So back to Europe with this week's entry, and I'll try to be brief.
My friend Ajamu has posed the question, "Is hip hop going the way of jazz?"
Several years ago, maybe 10, I was in Paris. My hair was in locks. And as I wandered through the narrow streets near the Pompidou Center, a group of children began to follow me as if I was a celebrity. They thought I was an American hip hopper. Salt 'n Peppa? (or perhaps Salt or Peppa?) They flattered me.
Years later, I was in Moscow dancing in a club called Pravda or something not-so-clever like that. I recall that rather than having beer on tap, they had vodka on tap.
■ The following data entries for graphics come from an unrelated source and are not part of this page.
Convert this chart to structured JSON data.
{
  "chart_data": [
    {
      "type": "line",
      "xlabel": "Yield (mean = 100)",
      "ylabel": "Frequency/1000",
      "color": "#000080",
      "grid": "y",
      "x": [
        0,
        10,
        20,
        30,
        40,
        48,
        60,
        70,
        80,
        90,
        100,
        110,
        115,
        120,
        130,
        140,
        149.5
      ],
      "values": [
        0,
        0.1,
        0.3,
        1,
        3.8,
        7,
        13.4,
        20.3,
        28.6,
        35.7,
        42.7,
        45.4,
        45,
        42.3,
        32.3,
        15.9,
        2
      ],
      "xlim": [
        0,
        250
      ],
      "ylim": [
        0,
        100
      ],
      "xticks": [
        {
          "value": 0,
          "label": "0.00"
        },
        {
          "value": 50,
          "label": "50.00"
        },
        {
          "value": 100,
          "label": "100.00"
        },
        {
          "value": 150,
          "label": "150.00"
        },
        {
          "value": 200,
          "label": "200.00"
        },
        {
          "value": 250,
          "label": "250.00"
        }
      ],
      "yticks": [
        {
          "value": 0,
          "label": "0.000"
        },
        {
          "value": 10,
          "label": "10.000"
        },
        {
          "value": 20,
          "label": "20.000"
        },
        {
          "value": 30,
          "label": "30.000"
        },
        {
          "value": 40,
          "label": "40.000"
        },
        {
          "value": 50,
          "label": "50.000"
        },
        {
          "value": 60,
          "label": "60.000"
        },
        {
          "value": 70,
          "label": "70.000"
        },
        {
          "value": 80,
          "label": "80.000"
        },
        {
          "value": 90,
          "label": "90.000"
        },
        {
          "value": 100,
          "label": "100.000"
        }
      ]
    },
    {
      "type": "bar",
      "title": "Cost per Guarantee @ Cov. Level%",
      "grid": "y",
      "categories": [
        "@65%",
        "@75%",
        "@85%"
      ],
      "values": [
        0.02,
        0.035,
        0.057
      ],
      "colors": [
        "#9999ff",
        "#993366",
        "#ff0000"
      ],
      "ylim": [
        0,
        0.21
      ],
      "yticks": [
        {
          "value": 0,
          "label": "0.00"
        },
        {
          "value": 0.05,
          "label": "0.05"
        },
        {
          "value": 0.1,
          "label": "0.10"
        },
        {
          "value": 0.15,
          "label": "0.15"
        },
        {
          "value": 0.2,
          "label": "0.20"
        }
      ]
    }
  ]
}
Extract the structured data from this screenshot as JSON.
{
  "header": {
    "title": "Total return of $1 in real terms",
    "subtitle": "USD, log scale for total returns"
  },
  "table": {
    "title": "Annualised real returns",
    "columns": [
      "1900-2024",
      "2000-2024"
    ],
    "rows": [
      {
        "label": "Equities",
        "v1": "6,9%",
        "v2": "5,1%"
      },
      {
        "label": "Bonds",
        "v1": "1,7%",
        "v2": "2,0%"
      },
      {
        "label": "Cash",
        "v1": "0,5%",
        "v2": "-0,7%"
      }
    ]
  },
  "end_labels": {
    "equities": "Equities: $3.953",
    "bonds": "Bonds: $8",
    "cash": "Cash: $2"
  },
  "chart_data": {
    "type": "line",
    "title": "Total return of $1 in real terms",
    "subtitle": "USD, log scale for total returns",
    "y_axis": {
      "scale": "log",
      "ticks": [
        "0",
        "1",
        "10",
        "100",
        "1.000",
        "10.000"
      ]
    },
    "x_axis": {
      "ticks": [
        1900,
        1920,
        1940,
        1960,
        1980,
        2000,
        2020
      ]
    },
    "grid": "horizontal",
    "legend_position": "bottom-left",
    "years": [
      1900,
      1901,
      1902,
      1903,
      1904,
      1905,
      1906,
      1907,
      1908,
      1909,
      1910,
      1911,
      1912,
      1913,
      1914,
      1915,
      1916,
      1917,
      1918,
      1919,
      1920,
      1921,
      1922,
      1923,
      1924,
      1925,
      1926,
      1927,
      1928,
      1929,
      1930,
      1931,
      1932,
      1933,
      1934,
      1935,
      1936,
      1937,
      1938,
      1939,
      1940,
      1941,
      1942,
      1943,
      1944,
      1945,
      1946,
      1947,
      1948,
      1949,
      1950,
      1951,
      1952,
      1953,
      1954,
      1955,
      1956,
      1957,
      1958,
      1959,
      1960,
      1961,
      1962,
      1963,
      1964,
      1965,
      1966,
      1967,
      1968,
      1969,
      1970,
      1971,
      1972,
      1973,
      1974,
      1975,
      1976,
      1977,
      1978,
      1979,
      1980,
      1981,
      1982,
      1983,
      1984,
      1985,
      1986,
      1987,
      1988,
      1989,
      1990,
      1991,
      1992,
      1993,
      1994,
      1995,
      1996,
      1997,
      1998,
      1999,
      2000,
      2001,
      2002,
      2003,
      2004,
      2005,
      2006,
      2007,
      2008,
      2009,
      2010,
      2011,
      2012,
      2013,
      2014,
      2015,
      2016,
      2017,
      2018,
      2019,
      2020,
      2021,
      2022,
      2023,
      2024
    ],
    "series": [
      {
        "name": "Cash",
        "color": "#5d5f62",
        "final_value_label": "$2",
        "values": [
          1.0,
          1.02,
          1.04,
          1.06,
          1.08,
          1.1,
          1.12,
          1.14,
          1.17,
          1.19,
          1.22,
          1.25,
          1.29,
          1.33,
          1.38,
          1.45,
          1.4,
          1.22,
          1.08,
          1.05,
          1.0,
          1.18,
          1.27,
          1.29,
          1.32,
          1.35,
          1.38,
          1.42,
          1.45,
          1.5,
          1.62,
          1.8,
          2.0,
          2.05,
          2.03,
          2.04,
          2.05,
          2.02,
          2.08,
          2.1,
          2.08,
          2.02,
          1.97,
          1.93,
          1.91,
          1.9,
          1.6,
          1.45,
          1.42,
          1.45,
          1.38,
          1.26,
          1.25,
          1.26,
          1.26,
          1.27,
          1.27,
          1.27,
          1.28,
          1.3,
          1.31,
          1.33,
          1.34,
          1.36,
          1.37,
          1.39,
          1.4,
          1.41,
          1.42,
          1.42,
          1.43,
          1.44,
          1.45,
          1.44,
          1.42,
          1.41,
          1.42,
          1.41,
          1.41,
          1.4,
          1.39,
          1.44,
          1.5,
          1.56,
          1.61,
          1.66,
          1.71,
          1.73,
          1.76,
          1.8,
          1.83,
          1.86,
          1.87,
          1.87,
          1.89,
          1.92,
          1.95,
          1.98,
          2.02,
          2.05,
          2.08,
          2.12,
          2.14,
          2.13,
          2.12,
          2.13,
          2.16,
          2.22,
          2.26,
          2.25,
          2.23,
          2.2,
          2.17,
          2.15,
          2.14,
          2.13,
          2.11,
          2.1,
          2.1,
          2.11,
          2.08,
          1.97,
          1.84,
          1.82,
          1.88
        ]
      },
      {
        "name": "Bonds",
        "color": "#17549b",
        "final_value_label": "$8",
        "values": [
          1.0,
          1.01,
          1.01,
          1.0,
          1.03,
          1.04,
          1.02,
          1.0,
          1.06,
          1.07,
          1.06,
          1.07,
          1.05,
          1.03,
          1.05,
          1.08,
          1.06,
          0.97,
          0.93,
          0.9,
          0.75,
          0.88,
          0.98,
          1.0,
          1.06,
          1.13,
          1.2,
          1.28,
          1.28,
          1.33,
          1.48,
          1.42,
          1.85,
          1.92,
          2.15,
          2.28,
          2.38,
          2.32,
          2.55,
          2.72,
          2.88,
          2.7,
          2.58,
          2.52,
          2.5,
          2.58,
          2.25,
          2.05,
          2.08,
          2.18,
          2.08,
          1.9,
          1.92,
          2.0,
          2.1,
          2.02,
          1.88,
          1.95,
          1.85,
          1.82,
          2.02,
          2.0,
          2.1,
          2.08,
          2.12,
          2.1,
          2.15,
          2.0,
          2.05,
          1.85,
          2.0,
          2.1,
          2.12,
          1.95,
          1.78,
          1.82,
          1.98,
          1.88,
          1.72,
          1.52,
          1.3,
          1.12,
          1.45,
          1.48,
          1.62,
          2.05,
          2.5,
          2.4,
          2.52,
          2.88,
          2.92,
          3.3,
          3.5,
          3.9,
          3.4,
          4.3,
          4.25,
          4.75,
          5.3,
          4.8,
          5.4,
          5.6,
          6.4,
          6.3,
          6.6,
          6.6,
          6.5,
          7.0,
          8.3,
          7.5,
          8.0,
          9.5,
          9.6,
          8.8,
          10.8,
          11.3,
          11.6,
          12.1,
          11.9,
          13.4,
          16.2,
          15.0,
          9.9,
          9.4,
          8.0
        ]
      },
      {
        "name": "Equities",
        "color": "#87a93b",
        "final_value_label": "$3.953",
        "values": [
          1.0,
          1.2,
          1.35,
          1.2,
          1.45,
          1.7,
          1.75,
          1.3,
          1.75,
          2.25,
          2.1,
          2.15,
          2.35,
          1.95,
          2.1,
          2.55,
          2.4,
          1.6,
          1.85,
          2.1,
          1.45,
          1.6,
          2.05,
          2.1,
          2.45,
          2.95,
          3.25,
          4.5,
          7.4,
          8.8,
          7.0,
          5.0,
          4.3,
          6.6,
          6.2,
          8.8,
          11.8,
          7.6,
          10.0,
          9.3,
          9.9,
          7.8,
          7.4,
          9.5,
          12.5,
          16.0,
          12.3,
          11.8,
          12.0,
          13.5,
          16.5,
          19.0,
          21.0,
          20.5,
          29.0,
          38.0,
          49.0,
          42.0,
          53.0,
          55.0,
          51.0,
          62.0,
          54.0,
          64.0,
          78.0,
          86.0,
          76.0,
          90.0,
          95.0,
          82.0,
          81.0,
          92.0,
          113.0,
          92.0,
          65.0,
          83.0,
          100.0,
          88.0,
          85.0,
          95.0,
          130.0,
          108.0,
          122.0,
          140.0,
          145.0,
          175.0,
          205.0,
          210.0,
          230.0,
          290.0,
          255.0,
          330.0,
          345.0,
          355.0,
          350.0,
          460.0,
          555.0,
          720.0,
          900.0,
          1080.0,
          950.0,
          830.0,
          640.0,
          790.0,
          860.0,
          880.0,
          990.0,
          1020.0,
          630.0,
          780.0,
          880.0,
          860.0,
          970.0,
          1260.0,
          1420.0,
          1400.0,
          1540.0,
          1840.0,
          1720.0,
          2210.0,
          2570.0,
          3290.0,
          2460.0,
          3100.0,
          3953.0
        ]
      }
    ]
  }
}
And I could go on and on about my vodka experiences in Russia, but that's not the purpose of this entry. Anyhoo, I remember dancing to a bit of House of Pain. Before I knew it, me and my locked hair, once again found ourselves attracting a crowd. This time, it was a group of twenty-something Russian men who gathered around me in a circle, as if worshiping me, and screaming the lyrics to "Jump Around" at the tops of their lungs. JUMP! JUMP! JUMP! JUMP! Later when I tried to speak to them in English, they knew nary a word.
Last month, while in Hamburg, I was walking through a street fair, by a live stage, when to my great surprise I heard hip hop in German. A few days later, I was walking through a similar street fair in Amsterdam, by a similar live stage when ironically I heard hip hop in Dutch.
It's one thing to visit the suburbs and find white, middle-class suburban kids in listening to hip hop in their Sean John and Fubu. That's one thing. It's another thing altogether to come across avid European fans, who perhaps have never set foot in the birth country of hip hop who do not speak a work of English.
So as I'm discussing this with my friend, he suggests that hip hop is going the way of jazz. Do you remember the 20's and 30's when African Americans became jazz superstars in Europe? Josephine Baker? Or later, my father's cousin, the saxophonist Clyde Barnhardt? (Okay, maybe he wasn't as big as Ms. Baker, but he made his mark). My Aunt Helen's brother-in-law, a beloved member of our extended family, the jazz composer Billy Strayhorn, headlined in Paris in the 50's and 60's. At the time, he was known more widely in France than in the U.S. where he lived in Duke Ellington's shadow as his principle songwriter. Baker, Strayhorn, and Barnhardt received the celebration in Europe that alluded them in the U.S. during their lifetimes.
And speaking of hip hop.
On that stage in Amsterdam there was also a young brother who rapped in English. He seemed as though maybe he was from the suburbs rather than Bed-Stuy or South Central. He seemed more Tiger Woods to me than 50 Cent. But he was a star at that particular moment on a late summer afternoon in Holland.
To all those aspiring rappers who for one reason or another may not splash here where the competition is quite fierce, Amsterdam is a damn nice city.